— Не понимаю только — почему? Валиде?
— Просто, вы можете это сделать, и тогда — я пропала, Дервиш. Меня спасает ваше личное желание, нет, не обязанность, именно желание служить мне. А если оно пропадёт?
— С чего ему пропасть после стольких лет?
— Я не знаю. Но это возможно, любовь не вечна, а более не в моих силах тебе что-то предложить. И сейчас… Одно ваше слово — я пропала, Дервиш.
— Вы боитесь моей власти над вами, Валиде? Вы — Валиде Султан, стоит вам пожелать — мне отрубят голову, не сомневайтесь.
— Нет. В том и дело — я уверенна, что нет. Меня и слушать не станут, — Хандан тяжко вздохнула, приводя мысли в порядок. Неожиданно в общей массе идей ей встретилась одна совершенно новая, которая прежде не посещала её. — Дервиш, — неуверенно начала Хандан, зная, что ступает по очень тонкому льду, — не боитесь ли вы, что вам будет вынесен смертный приговор в своё время?
— Вы правы, — он недовольно протянул фразу после недолгих раздумий, — порой меня это тревожит.
— И сейчас?
— Особенно сейчас, Валиде. Я расправился с несколькими врагами, открыв путь другим. И так всегда — уничтожь одного — расплодится больше.

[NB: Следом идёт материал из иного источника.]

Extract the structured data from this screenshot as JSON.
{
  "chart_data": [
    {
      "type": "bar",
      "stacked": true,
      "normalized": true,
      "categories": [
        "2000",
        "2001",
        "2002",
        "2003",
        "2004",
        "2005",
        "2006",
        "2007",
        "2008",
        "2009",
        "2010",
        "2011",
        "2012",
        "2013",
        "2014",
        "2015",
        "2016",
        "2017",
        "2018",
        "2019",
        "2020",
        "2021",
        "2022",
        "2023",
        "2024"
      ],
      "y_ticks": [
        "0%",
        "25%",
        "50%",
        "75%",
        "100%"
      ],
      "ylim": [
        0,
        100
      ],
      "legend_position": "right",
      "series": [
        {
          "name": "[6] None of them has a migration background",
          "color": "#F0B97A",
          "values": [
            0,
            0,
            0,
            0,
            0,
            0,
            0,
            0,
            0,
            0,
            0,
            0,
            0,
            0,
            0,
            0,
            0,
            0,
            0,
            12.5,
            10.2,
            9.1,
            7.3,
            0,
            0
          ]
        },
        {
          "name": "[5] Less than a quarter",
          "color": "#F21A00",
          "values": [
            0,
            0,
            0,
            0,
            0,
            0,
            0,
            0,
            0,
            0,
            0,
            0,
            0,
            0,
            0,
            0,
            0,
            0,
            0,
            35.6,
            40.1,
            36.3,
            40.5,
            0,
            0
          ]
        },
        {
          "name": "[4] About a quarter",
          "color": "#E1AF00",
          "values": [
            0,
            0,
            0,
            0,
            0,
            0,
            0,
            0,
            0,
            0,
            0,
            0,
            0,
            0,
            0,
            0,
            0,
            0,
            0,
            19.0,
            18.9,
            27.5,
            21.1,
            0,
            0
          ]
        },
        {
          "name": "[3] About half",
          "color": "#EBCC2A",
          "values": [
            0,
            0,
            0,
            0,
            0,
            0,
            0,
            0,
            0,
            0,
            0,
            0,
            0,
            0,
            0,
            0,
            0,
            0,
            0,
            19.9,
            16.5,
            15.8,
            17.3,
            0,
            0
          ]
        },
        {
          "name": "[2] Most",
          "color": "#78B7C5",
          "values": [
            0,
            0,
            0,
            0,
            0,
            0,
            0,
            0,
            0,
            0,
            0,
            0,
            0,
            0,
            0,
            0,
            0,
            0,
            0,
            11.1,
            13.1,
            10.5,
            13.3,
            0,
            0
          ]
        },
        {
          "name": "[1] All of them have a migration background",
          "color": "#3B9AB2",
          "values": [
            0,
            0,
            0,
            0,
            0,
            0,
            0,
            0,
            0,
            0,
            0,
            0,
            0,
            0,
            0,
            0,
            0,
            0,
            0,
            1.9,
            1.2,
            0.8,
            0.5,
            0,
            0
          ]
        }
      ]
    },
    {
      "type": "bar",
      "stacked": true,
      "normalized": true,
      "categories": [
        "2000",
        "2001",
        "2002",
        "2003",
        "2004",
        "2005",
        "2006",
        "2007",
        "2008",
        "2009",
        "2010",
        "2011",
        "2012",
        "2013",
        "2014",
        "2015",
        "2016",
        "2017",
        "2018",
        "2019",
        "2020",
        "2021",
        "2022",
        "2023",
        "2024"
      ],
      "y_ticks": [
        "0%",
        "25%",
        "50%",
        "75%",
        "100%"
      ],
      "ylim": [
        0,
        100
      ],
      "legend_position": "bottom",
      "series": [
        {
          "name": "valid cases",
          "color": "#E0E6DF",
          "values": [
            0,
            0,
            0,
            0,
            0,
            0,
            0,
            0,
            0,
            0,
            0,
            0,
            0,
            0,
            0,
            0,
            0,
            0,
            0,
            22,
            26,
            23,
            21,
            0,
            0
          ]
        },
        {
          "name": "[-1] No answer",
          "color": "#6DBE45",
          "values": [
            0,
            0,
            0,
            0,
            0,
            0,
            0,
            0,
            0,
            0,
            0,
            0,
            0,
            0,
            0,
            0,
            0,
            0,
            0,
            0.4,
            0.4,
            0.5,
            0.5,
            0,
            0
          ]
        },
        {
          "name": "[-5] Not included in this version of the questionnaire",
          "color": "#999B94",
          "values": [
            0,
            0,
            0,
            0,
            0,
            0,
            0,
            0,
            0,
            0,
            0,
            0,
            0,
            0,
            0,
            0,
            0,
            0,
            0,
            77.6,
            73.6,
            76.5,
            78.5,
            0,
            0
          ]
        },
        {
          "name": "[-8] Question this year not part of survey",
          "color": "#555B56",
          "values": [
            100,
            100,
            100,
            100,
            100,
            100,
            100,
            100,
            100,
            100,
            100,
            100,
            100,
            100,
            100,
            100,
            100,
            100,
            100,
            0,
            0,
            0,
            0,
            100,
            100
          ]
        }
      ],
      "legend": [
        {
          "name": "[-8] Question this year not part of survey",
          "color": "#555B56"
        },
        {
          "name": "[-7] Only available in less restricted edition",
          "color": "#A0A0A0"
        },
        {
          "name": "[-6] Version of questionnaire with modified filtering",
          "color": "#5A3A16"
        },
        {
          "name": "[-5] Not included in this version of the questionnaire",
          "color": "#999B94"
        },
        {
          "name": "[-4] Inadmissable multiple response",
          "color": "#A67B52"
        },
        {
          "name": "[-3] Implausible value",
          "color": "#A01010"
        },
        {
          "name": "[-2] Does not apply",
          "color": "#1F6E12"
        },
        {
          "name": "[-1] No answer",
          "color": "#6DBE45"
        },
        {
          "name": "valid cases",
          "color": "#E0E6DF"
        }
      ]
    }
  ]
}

Я — смиренный раб вашего сына, но не безгрешен.
— Если вы — раб, какая же участь уготовлена мне, Дервиш? — она крепче сжала его руку, впиваясь ногтями в кожу. — Вы единственный, кто в этом ненавистном дворце летает свободно.
— Вы, наверное, ошибались, я всегда буду слугой дворца, мне не дано быть свободным во многих вопросах.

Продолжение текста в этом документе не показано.